Meghan Plowman - Down to Earth, Humble, Real.
I have admired Meghan Plowman’s work for a long time so when she agreed to an article for The Maker’s Portrait community I was beyond excited!
Having worked as a stylist and a photographer for Australian interiors magazines, as well as clients such as Once Was Lost, it is clear Meghan has worked hard to get to where she is. A self-taught photographer and stylist, she has sought to learn as much as possible and felt it has been important being out there in the real world connecting with people.
“As someone who was committed to a freelance career I took the learning into my own hands. I styled and photographed my own portfolio, connected with businesses face-to-face, handing out cards and getting any on-set experience I could.

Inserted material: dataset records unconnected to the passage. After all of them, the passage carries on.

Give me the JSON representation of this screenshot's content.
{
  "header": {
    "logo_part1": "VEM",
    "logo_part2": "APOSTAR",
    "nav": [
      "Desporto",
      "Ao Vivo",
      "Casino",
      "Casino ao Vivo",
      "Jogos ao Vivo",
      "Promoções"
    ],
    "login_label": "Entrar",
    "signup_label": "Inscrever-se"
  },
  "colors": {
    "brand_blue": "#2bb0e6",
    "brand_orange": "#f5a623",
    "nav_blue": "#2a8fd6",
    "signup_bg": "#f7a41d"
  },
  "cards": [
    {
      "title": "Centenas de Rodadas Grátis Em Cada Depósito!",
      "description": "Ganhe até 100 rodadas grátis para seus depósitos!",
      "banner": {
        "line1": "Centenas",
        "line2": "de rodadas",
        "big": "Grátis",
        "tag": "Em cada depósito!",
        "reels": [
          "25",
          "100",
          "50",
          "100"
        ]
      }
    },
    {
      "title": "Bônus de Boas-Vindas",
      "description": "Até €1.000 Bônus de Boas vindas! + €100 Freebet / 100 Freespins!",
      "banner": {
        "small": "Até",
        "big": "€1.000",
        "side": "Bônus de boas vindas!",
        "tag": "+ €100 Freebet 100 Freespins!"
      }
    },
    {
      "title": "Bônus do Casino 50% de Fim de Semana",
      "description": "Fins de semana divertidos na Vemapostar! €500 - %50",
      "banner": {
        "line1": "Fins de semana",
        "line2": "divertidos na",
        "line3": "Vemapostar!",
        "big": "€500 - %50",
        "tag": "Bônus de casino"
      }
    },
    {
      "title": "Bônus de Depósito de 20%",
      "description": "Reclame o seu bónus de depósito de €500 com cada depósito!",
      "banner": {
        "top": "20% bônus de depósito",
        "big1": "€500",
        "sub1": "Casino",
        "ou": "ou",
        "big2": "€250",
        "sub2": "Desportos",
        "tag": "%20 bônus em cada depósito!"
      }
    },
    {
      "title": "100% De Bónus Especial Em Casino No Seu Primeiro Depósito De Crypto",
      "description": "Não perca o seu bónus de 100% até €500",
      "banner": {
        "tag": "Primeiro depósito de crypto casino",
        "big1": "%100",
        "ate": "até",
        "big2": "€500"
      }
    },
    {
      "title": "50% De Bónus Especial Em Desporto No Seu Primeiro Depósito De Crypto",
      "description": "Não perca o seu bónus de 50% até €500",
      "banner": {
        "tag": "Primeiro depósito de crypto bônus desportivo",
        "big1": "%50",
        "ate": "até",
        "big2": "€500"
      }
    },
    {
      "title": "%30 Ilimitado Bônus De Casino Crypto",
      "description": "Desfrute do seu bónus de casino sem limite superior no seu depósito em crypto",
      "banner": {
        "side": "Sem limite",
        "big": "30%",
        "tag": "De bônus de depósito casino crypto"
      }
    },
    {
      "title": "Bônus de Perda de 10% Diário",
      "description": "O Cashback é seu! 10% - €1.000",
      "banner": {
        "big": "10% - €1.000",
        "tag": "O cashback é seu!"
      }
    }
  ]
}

I took on lots of varied work involving styling (not all fun!) and this eventually connected me to a range of people in the industry and more opportunities.”
When asked about how the creative community has grown in Perth, Meghan says, “since I started my journey there has been a noticeable growth in creative businesses for sure: artists, stylists, photographers, designers, studios. Maybe we are seeing more of them with the growth of social media - an expansion which has coincided with my timing of being in business which as been interesting! The approachable nature of social media has made it easier to view work, events and connect with each other…”
Whilst there have been advantages to the way social media has allowed freelancers and businesses to connect with each other Meghan is also careful not to let social media invade her life. She says it can be easy to get caught up with how many followers you have or what other people are posting and how their life is perceived to be. But Meghan says she posts content because she enjoys curating her feed, she loves photographing and creating images. Being out in the real world, living in reality, is what is more important.
“I have learnt that I need others around me. Diversifying my work has helped me to stay connected to humans which helps keep me sane. I think the longer you are in business the more clearly it becomes that..there is no ‘one size fits all’ approach. You really need to look at your lifestyle, needs and goals as to how to structure it all. It can be easy to compare yourself to others but then you just get lost in the process. Focusing on myself and my unique offering, strengths and vision for my future has kept me on track.”
In the up’s and down’s of being a freelancer Meghan says her family and her husband have been her saving grace. “I’m very fortunate to draw from the experience of my mum who ran a creative business when I was young, which included running a studio and staff. She was completely in charge of the running of her business and understood all aspects as well as when to ask for help. Mum actually helps me run things today and her advice is invaluable.” Meghan says that the relationships she has developed with other freelancers over the years has also been invaluable. “Their friendship, honesty and non-competitive advice and support has been confidence building and lifting during challenges. I appreciate their perspectives and they can also relate to a solo creative venture. If you are a creative or anyone working solo, my advice would be to find your tribe!”
When asked about the things that matter most, Meghan says, “I love my alone time, but what really makes me come alive is time spent with others. I gain energy from hosting and being around my friends and family. The online and external world hardly exist when I'm gathering and being present with those I hold dear. It sounds cliche but I have been thinking about this a lot recently and what matters at the end of the day. It's the real world relationships and experiences, including your work and actually putting into practice your skills and learning, not the online perceptions and connectivity that will make you healthy and happy.”
She has invaluable advice to those just starting out or pursuing their passion. "Start somewhere - anywhere. It doesn't need to be perfect and there’s a high likelihood that your business and direction will change as you progress on your journey. Mine has. I think we all have this view of a business package needing to be perfect before you start. (Perfect branding, perfect website, imagery, content, feed of a thousand images, thousands of followers before you begin......) If you have the essentials covered for starting - including knowing what you do, who you sell to for how much, and the ‘businessy’ side of things then just get that first client and stay true to what you do - no one else can be you.”